Li Ruigang defends indirect investment in TVB, saying his company ‘followed the rules’
Li Ruigang, chairman and founder of China Media Capital (CMC), mainland China’s most influential media and entertainment investor, said the company had complied with Hong Kong’s laws and regulations in acquiring an indirect stake in Television Broadcasters, in keeping with its practise of playing by the rules when it enters new markets.
“We have to follow the rules and regulations in Hong Kong. We will let the regulators to examine the situation,” said Li, who is also vice-chairman of TVB.
Li, dubbed China’s Rupert Murdoch, was referring to his indirect investment in TVB, the city’s Hong Kong’s dominant free-to-air broadcaster.
CMC is the single largest shareholder in TVB through its investment in Young Lion Holdings, which owns a 26 per cent stake.
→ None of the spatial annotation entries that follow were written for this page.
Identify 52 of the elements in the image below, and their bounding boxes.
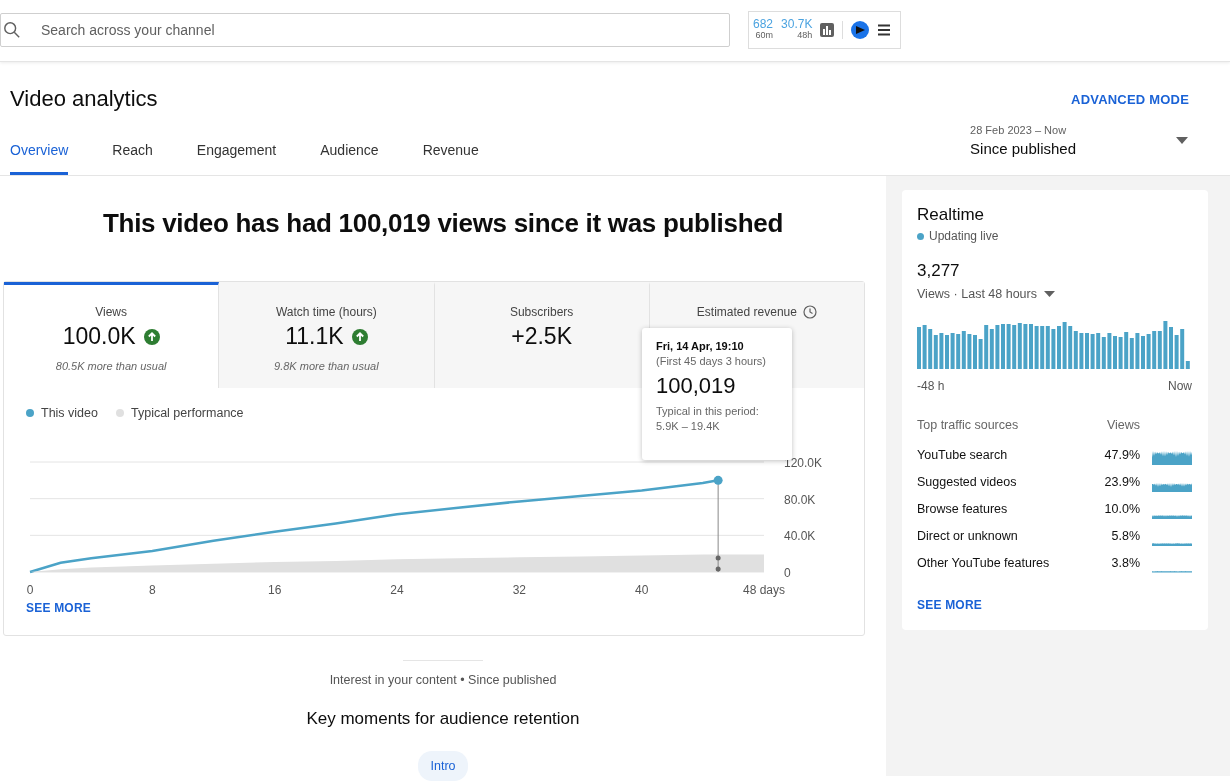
metric-label: Estimated revenue (696, 305, 797, 319)
section-title: Key moments for audience retention (306, 709, 580, 729)
stat-value: 682 (753, 18, 774, 32)
tooltip-value: 100,019 (656, 373, 737, 399)
metric-label: Views (95, 305, 127, 319)
traffic-source-share: 47.9% (1103, 447, 1140, 462)
axis-label: Now (1168, 379, 1192, 393)
axis-label: -48 h (917, 379, 945, 393)
legend-label: Typical performance (131, 406, 244, 420)
metric-label: Subscribers (509, 305, 574, 319)
stat-period: 60m (755, 31, 774, 41)
y-tick-label: 0 (784, 566, 791, 580)
tooltip-date: Fri, 14 Apr, 19:10 (656, 340, 745, 352)
x-tick-label: 48 days (743, 583, 785, 597)
traffic-source-share: 5.8% (1110, 528, 1140, 543)
realtime-title: Realtime (917, 205, 986, 225)
stat-value: 30.7K (781, 18, 813, 32)
metric-value: +2.5K (511, 323, 572, 350)
headline: This video has had 100,019 views since it was published (103, 208, 783, 239)
x-tick-label: 24 (390, 583, 404, 597)
live-status: Updating live (929, 229, 999, 243)
stat-period: 48h (797, 31, 813, 41)
column-header: Top traffic sources (917, 418, 1020, 432)
y-tick-label: 80.0K (784, 492, 816, 507)
y-tick-label: 120.0K (784, 456, 823, 470)
x-tick-label: 8 (149, 583, 156, 597)
traffic-source-name: Browse features (917, 501, 1009, 516)
x-tick-label: 32 (512, 583, 526, 597)
metric-value: 100.0K (62, 323, 136, 350)
metric-label: Watch time (hours) (275, 305, 377, 319)
page-title: Video analytics (10, 86, 158, 112)
traffic-source-name: Direct or unknown (917, 528, 1019, 543)
tooltip-typical-label: Typical in this period: (656, 405, 760, 417)
traffic-source-share: 3.8% (1110, 555, 1140, 570)
x-tick-label: 40 (635, 583, 649, 597)
column-header: Views (1105, 418, 1140, 432)
traffic-source-share: 23.9% (1103, 474, 1140, 489)
x-tick-label: 16 (268, 583, 282, 597)
metric-value: 11.1K (285, 323, 344, 350)
traffic-source-name: YouTube search (917, 447, 1009, 462)
y-tick-label: 40.0K (784, 529, 816, 544)
metric-note: 9.8K more than usual (274, 360, 379, 372)
traffic-source-share: 10.0% (1103, 501, 1140, 516)
metric-note: 80.5K more than usual (55, 360, 167, 372)
traffic-source-name: Other YouTube features (917, 555, 1051, 570)
tooltip-period: (First 45 days 3 hours) (656, 355, 768, 367)
legend-label: This video (41, 406, 98, 420)
traffic-source-name: Suggested videos (917, 474, 1018, 489)
x-tick-label: 0 (26, 583, 34, 597)
realtime-count: 3,277 (917, 261, 961, 281)
section-caption: Interest in your content • Since published (329, 673, 557, 687)
tooltip-typical-range: 5.9K – 19.4K (656, 420, 721, 432)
CMC became an indirect investor in TVB when it bought an undisclosed stake in Young Lion in April 2015.
Li’s holdings in TVB generated fresh discussion last month when the city’s stock market regulator, the Securities and Futures Commission flagged concern at CMC’s influence in TVB’s management, after the broadcaster disclosed its shareholding structure.
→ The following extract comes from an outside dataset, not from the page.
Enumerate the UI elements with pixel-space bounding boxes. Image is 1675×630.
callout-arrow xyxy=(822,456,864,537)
The regulator highlighted that CMC, which owns the majority of non voting shares in Young Lion, had great influence over the appointment of directors at the broadcaster, and could have sway in the broadcaster under the relationship agreement signed between Young Lion and CMC.
In response to the stock regulator’s concern, the Communications Authority, which is responsible for licensing and regulating the broadcasting and telecommunications industries in Hong Kong, had engaged a Queen’s Counsel to examine the relevant licence conditions and the statutory declarations and deeds of undertaking submitted by TVB and the relevant parties.
Speaking after the annual general meeting of TVB on Thursday, Li told reporters that the technical shareholder structure of CMC in TVB was “not his invention”.
“We were invited by [chairman Charles] Chan to invest in TVB... The agreements we signed with TVB and the co-operation method we adopted were just inherited from the previous investor,” said Li.
The SFC raised concerns over the shareholder structure after the broadcaster proposed a buyback offer to shareholders.
In January, TVB offered to repurchase 31.5 per cent of its shares for HK$4.21 billion (US$541 million).
Young Lion has indicated it will not take up the buy-back offer, which would see the stake in TVB held by the group and its affiliates rise to 41.19 per cent. As a result, a mandatory general offer will be triggered by Young Lion under the city’s takeovers code.